Setting: Twelve medical-surgical ICUs located in tertiary-care hospitals.

Patients: Seventy-nine patients having ARDS, as defined by the American-European Consensus Conference.

Interventions: Patients were randomly assigned to be ventilated with either PCV (n = 37) or VCV (n = 42). In both instances, inspiratory plateau pressure was limited to ≤ 35 cm H2O.

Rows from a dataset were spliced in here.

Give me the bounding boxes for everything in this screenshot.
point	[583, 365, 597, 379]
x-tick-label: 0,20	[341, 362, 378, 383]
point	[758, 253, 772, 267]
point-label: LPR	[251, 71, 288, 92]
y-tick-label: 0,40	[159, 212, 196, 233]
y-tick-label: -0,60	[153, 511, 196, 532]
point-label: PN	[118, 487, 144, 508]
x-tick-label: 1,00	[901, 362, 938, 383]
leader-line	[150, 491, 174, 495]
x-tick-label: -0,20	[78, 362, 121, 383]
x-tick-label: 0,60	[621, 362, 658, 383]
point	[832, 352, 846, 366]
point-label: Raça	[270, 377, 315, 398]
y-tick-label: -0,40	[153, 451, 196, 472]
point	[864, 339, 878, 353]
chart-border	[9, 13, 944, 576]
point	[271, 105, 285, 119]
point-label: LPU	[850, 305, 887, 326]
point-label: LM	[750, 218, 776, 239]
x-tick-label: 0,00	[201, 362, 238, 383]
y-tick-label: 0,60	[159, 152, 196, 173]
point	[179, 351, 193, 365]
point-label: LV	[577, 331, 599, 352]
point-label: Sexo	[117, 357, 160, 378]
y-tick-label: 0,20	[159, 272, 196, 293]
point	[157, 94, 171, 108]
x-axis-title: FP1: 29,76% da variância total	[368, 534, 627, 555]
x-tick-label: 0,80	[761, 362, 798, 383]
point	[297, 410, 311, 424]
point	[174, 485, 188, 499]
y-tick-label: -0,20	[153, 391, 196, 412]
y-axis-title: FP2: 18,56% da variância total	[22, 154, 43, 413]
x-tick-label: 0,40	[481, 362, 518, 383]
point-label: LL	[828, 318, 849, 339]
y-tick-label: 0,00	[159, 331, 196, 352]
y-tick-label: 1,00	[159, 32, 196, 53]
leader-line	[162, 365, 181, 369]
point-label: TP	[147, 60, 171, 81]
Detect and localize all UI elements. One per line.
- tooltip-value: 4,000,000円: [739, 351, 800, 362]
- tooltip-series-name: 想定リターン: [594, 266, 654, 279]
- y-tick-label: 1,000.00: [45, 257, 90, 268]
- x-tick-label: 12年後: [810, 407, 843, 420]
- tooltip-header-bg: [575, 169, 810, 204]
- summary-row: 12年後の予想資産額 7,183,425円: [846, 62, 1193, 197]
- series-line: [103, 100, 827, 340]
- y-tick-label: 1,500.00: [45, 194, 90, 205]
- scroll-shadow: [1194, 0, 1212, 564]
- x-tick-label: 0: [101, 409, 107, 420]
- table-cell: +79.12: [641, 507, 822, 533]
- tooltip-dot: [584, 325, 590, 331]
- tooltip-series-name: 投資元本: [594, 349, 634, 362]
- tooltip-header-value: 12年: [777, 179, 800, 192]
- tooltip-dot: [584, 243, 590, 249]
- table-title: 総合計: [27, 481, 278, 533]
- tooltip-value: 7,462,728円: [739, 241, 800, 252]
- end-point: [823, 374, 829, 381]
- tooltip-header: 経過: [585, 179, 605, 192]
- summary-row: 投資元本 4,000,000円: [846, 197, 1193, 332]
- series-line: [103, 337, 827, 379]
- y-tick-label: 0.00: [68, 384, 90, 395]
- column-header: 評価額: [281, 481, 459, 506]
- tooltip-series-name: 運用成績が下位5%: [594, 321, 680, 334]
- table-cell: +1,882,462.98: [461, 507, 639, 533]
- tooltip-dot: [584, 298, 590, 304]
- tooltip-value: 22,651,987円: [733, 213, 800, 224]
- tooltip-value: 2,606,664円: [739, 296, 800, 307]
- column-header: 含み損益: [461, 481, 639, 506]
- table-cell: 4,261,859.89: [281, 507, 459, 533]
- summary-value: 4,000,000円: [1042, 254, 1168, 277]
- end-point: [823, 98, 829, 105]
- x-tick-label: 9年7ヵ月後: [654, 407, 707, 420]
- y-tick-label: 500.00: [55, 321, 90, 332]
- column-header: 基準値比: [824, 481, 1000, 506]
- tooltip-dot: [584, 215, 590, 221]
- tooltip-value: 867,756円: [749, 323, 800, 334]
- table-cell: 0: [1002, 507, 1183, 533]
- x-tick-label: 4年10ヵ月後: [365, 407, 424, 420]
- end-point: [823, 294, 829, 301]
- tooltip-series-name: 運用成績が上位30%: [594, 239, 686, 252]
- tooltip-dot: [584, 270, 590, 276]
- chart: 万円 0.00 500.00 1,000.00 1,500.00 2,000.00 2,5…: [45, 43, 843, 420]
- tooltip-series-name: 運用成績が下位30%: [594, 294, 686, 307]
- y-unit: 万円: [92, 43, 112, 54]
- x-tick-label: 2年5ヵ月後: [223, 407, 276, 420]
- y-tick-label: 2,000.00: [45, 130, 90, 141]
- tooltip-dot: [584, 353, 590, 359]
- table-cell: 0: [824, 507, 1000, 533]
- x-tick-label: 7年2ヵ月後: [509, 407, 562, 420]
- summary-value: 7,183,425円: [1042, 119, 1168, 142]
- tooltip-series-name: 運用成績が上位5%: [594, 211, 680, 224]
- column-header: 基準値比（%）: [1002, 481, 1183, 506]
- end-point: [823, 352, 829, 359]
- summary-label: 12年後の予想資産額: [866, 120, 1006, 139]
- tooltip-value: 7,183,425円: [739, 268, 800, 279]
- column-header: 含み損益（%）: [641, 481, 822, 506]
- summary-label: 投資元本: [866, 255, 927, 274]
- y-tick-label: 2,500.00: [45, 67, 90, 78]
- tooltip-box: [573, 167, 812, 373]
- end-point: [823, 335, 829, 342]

Measurements and results: There were no significant differences among the studied groups at the moment of randomization, although there was a trend toward greater renal failure in patients assigned to VCV. Ventilatory settings and blood gases did not significantly differ over time between the two groups. Patients in the VCV group had both a significantly higher in-hospital mortality rate than those in the PCV group (78% vs 51%, respectively) and a higher number of extrapulmonary organ failures (median, 4 vs 2, respectively). The development of renal failure during the study period was also significantly more frequent among VCV patients (64% vs 32%, respectively). Multivariate analysis showed that factors independently associated with an increased mortality rate were the presence of two or more extrapulmonary organ failures (odds ratio[ OR], 4.61; 95% confidence interval [CI], 1.38 to 15.40) and acute renal failure (OR, 3.96; 95% CI, 1.10 to 14.28) but not the ventilatory mode used.

Conclusions: The increased number of extrapulmonary organ failures developed in patients of the VCV group was strongly associated with a higher mortality rate. The development of organ failures was probably not related to the ventilatory mode.